They Raised Your Taxes. Now They Want Another $1 Million.
Freeport fast-tracks $1 million withdrawal with no discussion, no oversight, and no accountability
April 8, 2026 — Freeport, Illinois
A $1 Million Decision—Without a Word
Eight elected alderpeople sat in their seats Monday night, representing the taxpayers of Freeport.
When the vote was called, each responded the same way.
“Aye.”
There were no questions. No debate. No explanation.
With that, the Freeport City Council approved a $1 million transfer from General Fund reserves—a direct withdrawal from the City’s financial safety net.
Not a single elected official said a word.
The Vote Was Rushed—By Design
This was not just a quiet vote. It was a controlled one.
Council voted to suspend the rules, bypassing the standard ordinance process designed to ensure transparency and allow time for review. Under normal procedure, an ordinance is introduced, discussed, and brought back at a later meeting for final approval.
That process was eliminated.
The ordinance was introduced and passed in the same meeting.
Even more concerning, City staff never brought this item before the Committee of the Whole (COW)—the very place where detailed discussion, financial breakdowns, and public questioning are supposed to occur before items reach full Council.
That step was skipped entirely.
No Committee review. No public vetting. No time for scrutiny.
For a $1 million decision, that is not oversight.
That is avoidance.
What They Just Approved
The ordinance authorizes the City to transfer $1,000,000 from General Fund reserves into the Street Fund to cover its share of a federally funded road project.
The total project cost is approximately $2.8 million, with federal funds covering 80 percent. Once contingency and engineering costs are included, the City’s obligation rises to just under $1 million.
So the City went to its savings.
You Already Paid for This
That decision would be routine—if not for what residents were told just two years ago.
In 2024, Mayor Jodi Miller—casting the deciding vote—along with members of the City Council, implemented a 1% sales tax increase, presenting it as the solution to Freeport’s failing infrastructure.
Residents were told the tax would generate millions annually and would be used specifically to fund road improvements and ensure the City could meet matching requirements for projects like this.
The promise was simple: pay more now so the City would be prepared later.
Now that moment has arrived.
And the money that was supposed to be there is not being used.
Instead, the City is pulling from reserves.
Where Did the Money Go?
That question has been building for more than a year.
Financial records reviewed in 2025 showed that millions of dollars had already been spent from the Street Improvement Fund shortly after the tax was implemented.
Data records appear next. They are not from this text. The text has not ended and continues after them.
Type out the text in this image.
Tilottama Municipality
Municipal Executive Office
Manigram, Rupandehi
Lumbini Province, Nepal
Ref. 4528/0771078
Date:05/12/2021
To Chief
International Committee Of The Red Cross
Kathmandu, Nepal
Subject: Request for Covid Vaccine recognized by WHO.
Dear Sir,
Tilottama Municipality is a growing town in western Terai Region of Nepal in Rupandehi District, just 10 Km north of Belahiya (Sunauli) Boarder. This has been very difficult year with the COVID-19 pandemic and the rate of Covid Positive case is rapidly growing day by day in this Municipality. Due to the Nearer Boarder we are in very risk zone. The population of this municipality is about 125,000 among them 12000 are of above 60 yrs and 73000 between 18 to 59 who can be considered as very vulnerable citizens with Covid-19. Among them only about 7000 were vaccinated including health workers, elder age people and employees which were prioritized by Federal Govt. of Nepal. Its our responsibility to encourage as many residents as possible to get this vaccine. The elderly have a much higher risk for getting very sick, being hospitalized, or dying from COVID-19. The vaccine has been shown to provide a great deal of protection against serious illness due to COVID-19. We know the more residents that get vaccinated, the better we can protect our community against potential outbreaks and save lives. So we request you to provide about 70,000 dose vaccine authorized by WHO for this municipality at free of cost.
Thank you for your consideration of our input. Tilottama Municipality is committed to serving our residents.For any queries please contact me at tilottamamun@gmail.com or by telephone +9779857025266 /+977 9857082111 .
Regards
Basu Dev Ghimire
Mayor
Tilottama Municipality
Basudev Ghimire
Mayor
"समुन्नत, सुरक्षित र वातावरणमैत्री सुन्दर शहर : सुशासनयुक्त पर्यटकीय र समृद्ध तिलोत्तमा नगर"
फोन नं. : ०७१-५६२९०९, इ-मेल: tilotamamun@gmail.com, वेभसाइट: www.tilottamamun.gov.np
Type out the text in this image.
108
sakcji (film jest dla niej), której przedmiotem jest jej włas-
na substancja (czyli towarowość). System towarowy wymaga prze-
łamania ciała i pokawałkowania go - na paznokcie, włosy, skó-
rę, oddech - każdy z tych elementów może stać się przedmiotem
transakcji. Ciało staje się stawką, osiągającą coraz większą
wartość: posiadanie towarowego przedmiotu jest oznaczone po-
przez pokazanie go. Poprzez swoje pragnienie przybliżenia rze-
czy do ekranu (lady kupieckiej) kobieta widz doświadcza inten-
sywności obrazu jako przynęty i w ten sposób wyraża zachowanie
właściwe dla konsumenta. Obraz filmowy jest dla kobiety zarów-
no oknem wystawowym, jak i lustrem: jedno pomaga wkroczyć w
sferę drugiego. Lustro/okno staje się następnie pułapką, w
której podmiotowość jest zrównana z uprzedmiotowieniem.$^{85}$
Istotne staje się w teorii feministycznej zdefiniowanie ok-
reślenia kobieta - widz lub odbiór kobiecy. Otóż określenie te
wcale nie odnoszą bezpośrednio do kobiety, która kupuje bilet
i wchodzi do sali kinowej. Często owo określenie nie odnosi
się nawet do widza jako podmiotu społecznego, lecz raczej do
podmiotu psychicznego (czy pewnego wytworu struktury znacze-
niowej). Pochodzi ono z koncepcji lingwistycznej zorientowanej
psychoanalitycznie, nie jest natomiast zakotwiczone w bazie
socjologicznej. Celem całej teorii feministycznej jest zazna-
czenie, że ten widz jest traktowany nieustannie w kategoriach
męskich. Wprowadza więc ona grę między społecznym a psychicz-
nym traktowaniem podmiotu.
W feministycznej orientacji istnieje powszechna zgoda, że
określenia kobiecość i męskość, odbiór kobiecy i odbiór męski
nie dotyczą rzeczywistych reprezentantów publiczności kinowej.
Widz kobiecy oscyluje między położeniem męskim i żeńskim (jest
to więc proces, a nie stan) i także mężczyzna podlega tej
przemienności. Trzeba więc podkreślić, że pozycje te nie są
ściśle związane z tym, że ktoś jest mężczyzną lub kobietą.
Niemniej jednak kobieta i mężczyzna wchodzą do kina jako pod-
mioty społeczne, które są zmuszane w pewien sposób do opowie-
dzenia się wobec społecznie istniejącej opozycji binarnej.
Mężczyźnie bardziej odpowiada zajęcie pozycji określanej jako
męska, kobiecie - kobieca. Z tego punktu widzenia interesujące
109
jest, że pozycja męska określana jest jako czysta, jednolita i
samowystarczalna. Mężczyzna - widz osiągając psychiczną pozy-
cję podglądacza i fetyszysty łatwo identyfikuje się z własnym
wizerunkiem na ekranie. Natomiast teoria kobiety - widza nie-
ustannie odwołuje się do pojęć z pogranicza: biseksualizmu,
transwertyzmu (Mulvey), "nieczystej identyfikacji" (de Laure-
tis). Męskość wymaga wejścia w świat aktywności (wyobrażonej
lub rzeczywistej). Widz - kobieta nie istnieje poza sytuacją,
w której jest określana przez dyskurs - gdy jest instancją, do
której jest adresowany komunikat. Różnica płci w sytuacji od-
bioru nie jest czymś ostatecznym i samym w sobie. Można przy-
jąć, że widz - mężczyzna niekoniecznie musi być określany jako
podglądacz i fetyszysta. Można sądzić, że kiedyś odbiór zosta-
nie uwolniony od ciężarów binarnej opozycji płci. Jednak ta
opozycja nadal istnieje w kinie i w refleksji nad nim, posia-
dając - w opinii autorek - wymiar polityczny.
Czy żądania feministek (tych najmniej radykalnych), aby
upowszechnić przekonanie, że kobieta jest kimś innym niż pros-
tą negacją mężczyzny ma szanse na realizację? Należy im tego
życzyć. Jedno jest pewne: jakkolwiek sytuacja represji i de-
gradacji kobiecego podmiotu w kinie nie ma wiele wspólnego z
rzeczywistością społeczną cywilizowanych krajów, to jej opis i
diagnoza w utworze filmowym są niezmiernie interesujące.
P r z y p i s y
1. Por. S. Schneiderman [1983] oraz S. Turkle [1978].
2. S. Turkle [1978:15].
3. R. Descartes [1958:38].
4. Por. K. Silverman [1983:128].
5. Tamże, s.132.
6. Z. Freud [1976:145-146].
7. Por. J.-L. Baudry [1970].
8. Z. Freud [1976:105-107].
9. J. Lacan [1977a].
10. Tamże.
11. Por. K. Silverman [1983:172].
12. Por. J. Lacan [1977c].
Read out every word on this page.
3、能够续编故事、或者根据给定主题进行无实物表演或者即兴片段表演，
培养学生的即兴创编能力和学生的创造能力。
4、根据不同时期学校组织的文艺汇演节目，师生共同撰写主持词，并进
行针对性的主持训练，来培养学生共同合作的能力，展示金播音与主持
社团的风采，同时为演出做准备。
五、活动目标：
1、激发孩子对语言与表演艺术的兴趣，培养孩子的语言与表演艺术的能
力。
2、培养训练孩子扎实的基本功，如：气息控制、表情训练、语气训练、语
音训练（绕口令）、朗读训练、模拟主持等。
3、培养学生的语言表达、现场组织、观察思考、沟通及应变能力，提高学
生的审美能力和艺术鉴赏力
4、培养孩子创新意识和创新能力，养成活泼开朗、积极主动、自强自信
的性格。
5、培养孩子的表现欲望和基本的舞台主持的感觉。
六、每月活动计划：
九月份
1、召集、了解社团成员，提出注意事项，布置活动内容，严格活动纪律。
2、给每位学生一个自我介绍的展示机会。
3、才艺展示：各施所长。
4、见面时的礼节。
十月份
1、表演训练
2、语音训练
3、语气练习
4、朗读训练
Significant payments were made to engineering firm Fehr Graham, including costs labeled as street improvements despite the absence of visible construction.
Some expenditures appeared tied to prior-year obligations, raising concerns that new tax revenue had been used to cover old liabilities rather than fund future projects.
At the time, those concerns were raised publicly.
Now, they are no longer theoretical.
No Answers. No Accountability. No Discussion.
Monday night was the moment to explain it.
It didn’t happen.
There was no breakdown of current fund balances. No explanation of how much revenue the 1% tax has generated. No reconciliation of how those funds have been spent.
There was no discussion at all.
Just eight votes.
“Aye.”
Analysis | Joshua T. Atkinson, Chairman – Fighting4Freeport
This is not new. It was warned. It was proven. And now it is happening again.
During my mayoral campaign, I made this issue central—warning that the City’s financial practices lacked transparency and that taxpayers were being asked to trust promises that were not being backed by action.
After the election, that concern was confirmed. Through FOIA requests and financial review, it was exposed that within the first year of the Miller administration’s 1% sales tax, the very promise used to justify raising taxes had already been broken.
The money was not preserved the way it was presented to the public.
Millions collected. Millions spent. No clear explanation.
Now here we are again.
The project has arrived. The funding is in place. And instead of using the revenue stream created for this exact purpose, the City is reaching into reserves.
At this point, it is no longer enough to point to the Mayor, the City Manager, or outside firms. Their actions have been exposed repeatedly, in detail, for over two years. The information has been made public. The documentation has been provided. The pattern has been clear.
The responsibility now sits with the City Council.
Eight elected officials had the opportunity to stop, question, or even acknowledge what was happening.
They said nothing.
Whether they failed to recognize it or chose not to engage does not change the outcome. They approved it.
And in doing so, they allowed the continued erosion of financial accountability in this city.
This is how a community becomes distressed—not through one decision, but through repeated decisions where oversight is absent, questions go unasked, and responsibility is avoided.
At the end of the day, the result is straightforward.
Taxes go up.
Promises go unmet.
And when the money isn’t there, the City reaches into your savings to cover it.